Он там рядышком, сразу за трассой — весь в замшелых прудах и цикадах. Я иду, а они, словно бабушкин «Зингер», строчат и к земле пришивают себя, это утро, меня, мои страхи — так, как будто без них это все испарится. А так — будет здесь! Не цитата — это цикада, что, конечно же, мило, но книжно, а цикада — это цитата. Понимаешь?
В общем, выбрала я озерцо позаплесневелей, развернула платочек. А камень я еще по пути припасла. Положила его рядом с зубками, завязала крест-накрест — и в воду.
«Я с теми, кто вышел строить и месть!..»
(Ты помнишь, как меня чуть из школы не выгнали, когда я к его гражданственной лирике эпиграфом взяла: «…и месть в сплошной лихорадке буден»? Ты еще вместо мамы в школу ходила… Ничего, я потом оттянулась в полный рост в родной стенгазете: «Как сказал, помнится, пиит, даже к финским скалам бурым обращаюсь с калом бурым».
И этого не вынесла даже лояльная Шур-Шура: «У Поэта сказано „с каламбуром!“ — „Александра Александровна, так и я ведь с каламбуром!“ — „Ты с…— даже повторить противно!“ — „Вы же нас сами учили следовать не букве, а духу!“ — „Но дух-то у тебя какой, нос заткнуть хочется!“
Зато одноклассники меня вдруг полюбили — недели на полторы, а то и на целых две. Ну что тебе Пал Скорпионыч! А еще я звала его Палом Секамычем, и, представь, откликался!)
Ну и вот.

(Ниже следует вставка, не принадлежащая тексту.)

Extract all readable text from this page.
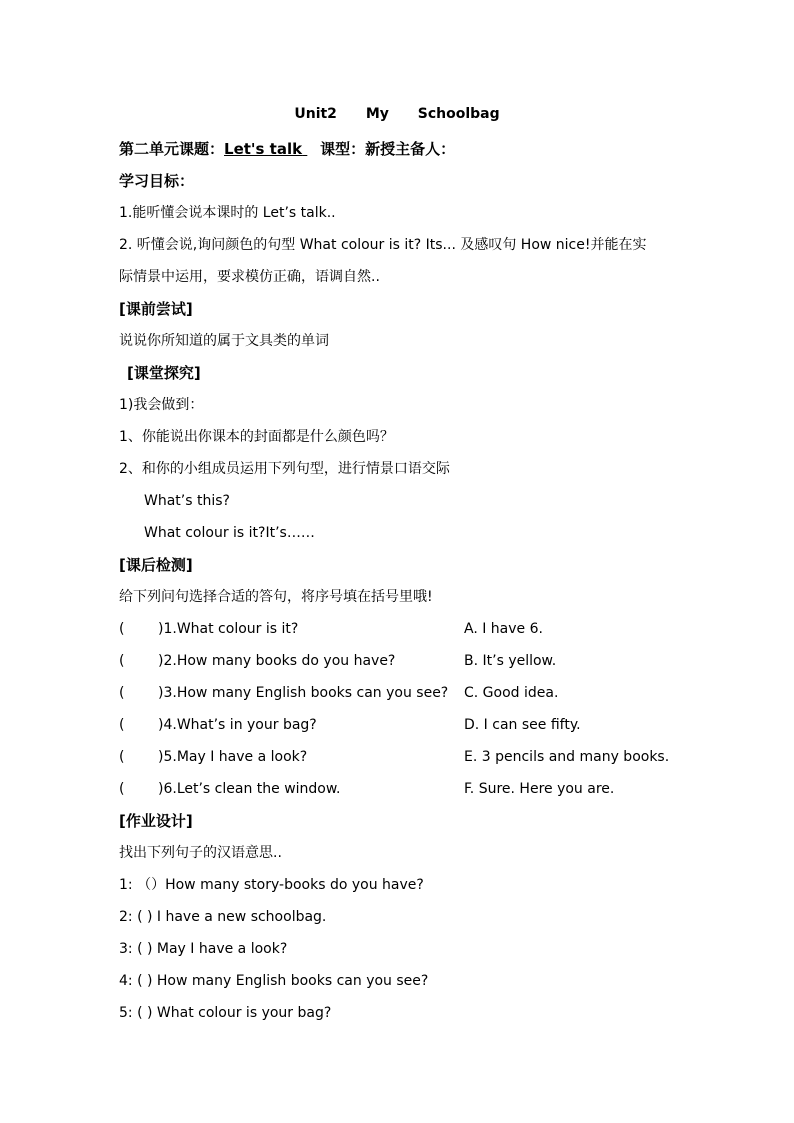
Unit2 My Schoolbag
第二单元课题：Let's talk 课型：新授主备人：
学习目标：
1.能听懂会说本课时的 Let’s talk..
2. 听懂会说,询问颜色的句型 What colour is it? Its... 及感叹句 How nice!并能在实
际情景中运用，要求模仿正确，语调自然..
[课前尝试]
说说你所知道的属于文具类的单词
[课堂探究]
1)我会做到：
1、你能说出你课本的封面都是什么颜色吗？
2、和你的小组成员运用下列句型，进行情景口语交际
What’s this?
What colour is it?It’s……
[课后检测]
给下列问句选择合适的答句，将序号填在括号里哦!
( )1.What colour is it?	A. I have 6.
( )2.How many books do you have?	B. It’s yellow.
( )3.How many English books can you see? C. Good idea.
( )4.What’s in your bag?	D. I can see fifty.
( )5.May I have a look?	E. 3 pencils and many books.
( )6.Let’s clean the window.	F. Sure. Here you are.
[作业设计]
找出下列句子的汉语意思..
1: （）How many story-books do you have?
2: ( ) I have a new schoolbag.
3: ( ) May I have a look?
4: ( ) How many English books can you see?
5: ( ) What colour is your bag?
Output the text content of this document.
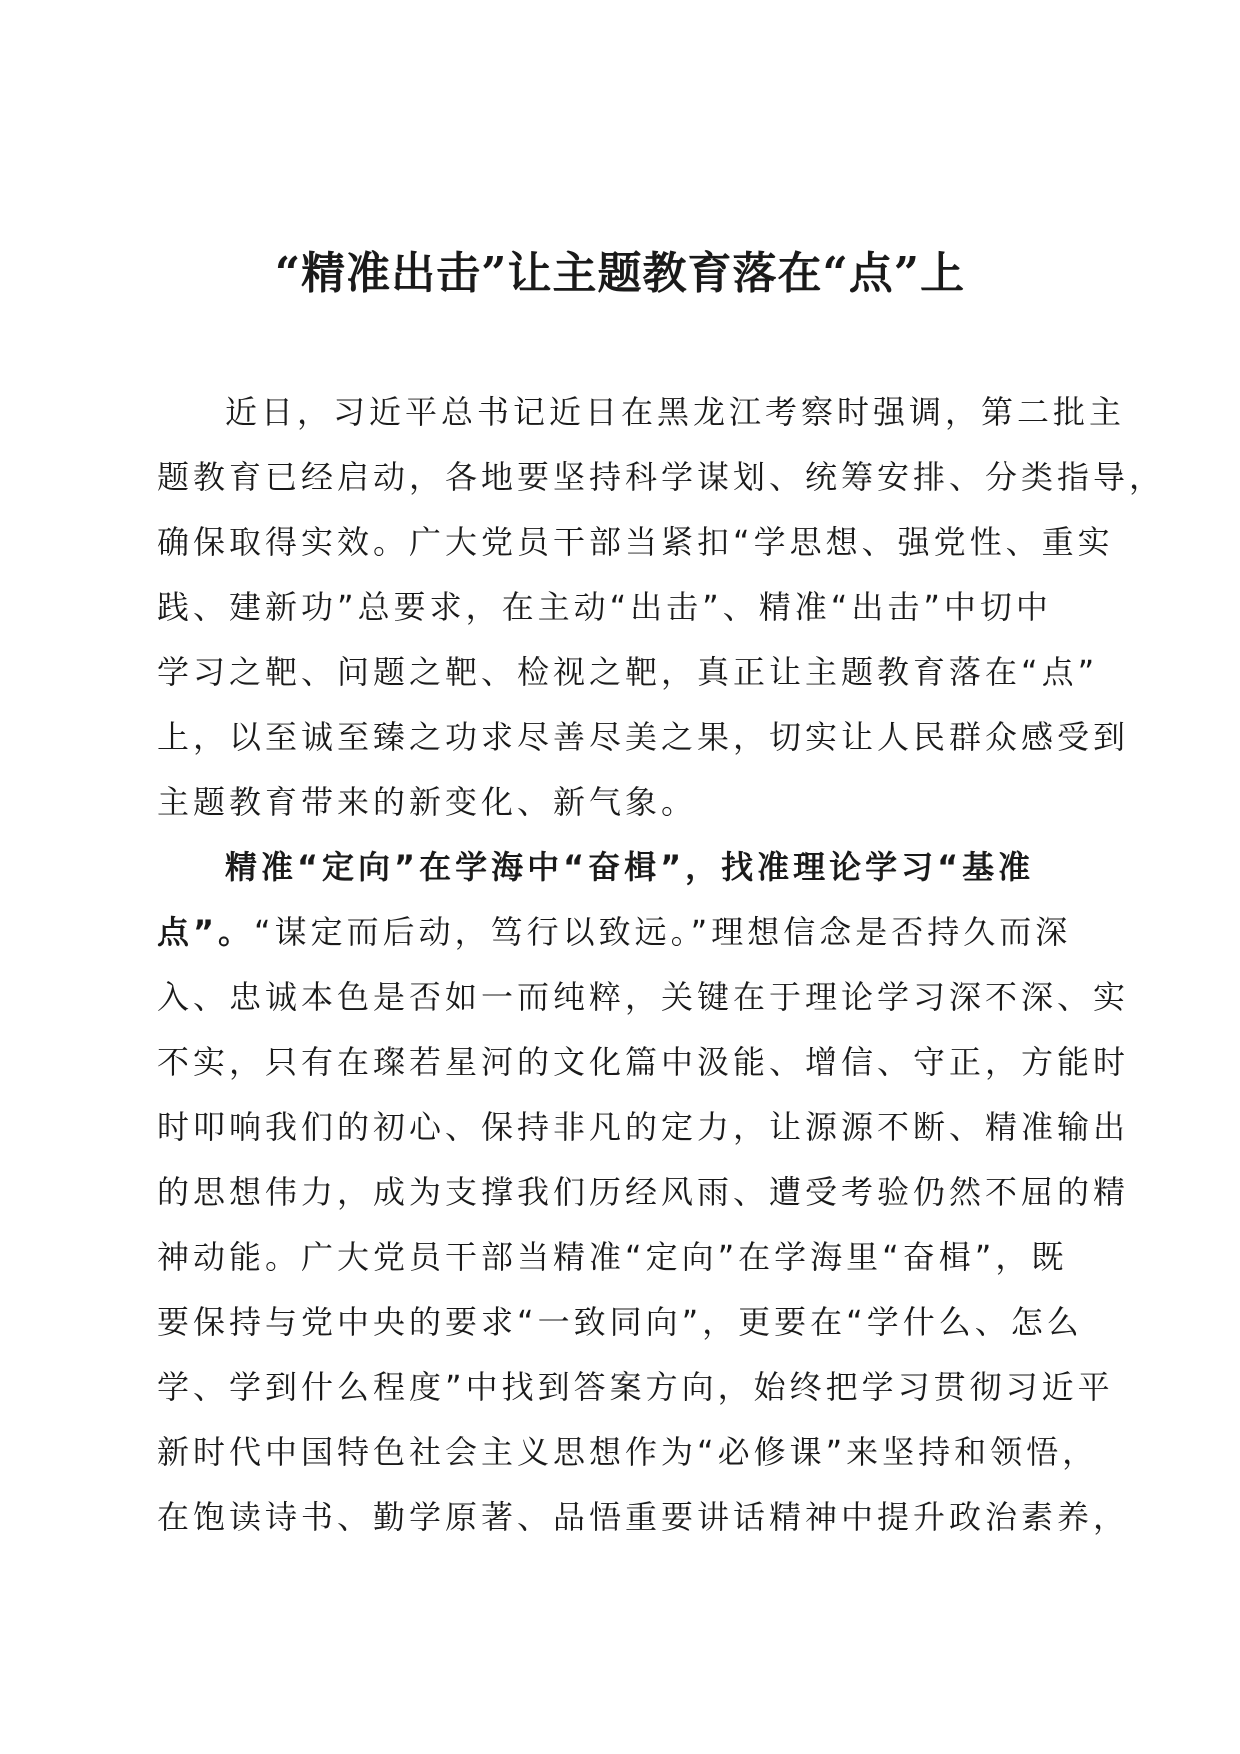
“精准出击”让主题教育落在“点”上
近日，习近平总书记近日在黑龙江考察时强调，第二批主
题教育已经启动，各地要坚持科学谋划、统筹安排、分类指导，
确保取得实效。广大党员干部当紧扣“学思想、强党性、重实
践、建新功”总要求，在主动“出击”、精准“出击”中切中
学习之靶、问题之靶、检视之靶，真正让主题教育落在“点”
上，以至诚至臻之功求尽善尽美之果，切实让人民群众感受到
主题教育带来的新变化、新气象。
精准“定向”在学海中“奋楫”，找准理论学习“基准
点”。“谋定而后动，笃行以致远。”理想信念是否持久而深
入、忠诚本色是否如一而纯粹，关键在于理论学习深不深、实
不实，只有在璨若星河的文化篇中汲能、增信、守正，方能时
时叩响我们的初心、保持非凡的定力，让源源不断、精准输出
的思想伟力，成为支撑我们历经风雨、遭受考验仍然不屈的精
神动能。广大党员干部当精准“定向”在学海里“奋楫”，既
要保持与党中央的要求“一致同向”，更要在“学什么、怎么
学、学到什么程度”中找到答案方向，始终把学习贯彻习近平
新时代中国特色社会主义思想作为“必修课”来坚持和领悟，
在饱读诗书、勤学原著、品悟重要讲话精神中提升政治素养，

Я вернулась с лимана и решила уехать, побросала вещички в рюкзак и — на первый автобус. Мне казалось, что так будет лучше — будет легче. Я даже билет умудрилась продать — прямо с рук. И уже встала в очередь — бронь обещали на проходящий. А потом я подумала: целая жизнь впереди, и всю эту огромную, длинную жизнь мне придется гадать — обо всем, — а не только, чьи именно зубы. Впрочем, это мне вдруг показалось важнее всего.

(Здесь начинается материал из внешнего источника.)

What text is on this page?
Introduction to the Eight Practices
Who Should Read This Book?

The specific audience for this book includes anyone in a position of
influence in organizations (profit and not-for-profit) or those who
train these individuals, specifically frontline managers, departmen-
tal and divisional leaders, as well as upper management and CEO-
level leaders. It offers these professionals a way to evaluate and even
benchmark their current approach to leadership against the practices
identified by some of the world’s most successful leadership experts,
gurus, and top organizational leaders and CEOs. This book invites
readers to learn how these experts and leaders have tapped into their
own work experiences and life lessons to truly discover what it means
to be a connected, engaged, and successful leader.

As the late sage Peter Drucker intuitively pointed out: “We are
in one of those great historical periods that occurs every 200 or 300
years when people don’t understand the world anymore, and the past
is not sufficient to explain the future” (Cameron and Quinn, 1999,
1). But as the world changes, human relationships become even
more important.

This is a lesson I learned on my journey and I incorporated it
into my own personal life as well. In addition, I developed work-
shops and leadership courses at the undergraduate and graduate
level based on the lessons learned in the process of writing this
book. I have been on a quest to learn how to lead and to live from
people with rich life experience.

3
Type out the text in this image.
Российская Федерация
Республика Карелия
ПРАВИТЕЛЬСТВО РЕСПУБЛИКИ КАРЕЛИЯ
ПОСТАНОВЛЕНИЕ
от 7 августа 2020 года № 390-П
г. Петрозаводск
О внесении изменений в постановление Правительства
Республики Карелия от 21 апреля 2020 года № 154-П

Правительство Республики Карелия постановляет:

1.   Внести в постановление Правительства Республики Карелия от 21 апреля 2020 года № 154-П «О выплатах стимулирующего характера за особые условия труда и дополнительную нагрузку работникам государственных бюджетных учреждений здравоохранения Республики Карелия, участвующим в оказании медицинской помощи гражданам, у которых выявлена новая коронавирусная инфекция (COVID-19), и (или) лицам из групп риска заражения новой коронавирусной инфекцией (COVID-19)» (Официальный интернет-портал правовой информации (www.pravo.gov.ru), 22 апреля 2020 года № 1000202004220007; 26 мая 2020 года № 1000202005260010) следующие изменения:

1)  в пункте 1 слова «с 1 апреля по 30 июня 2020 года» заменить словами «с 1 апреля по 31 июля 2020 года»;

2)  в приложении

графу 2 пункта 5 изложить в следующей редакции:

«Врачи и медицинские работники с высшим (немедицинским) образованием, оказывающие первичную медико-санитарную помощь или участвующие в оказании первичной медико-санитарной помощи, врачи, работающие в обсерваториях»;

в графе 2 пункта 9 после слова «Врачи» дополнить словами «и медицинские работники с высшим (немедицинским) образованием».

Я поймала попутку, чтобы к завтраку быть за столом…
Знаешь, дальше — не так интересно.
Если отрочество — средневековье, значит, юность — по логике, Ренессанс, ну, а молодость, сколь барочна, столь и порочна? Ты однажды сказала, что отрочество неизбывно во мне, что есть вечные отроки, даже в старости их глаза прожигают, как угли, потому что не смотрят в себя… Я барочна, Татьяна!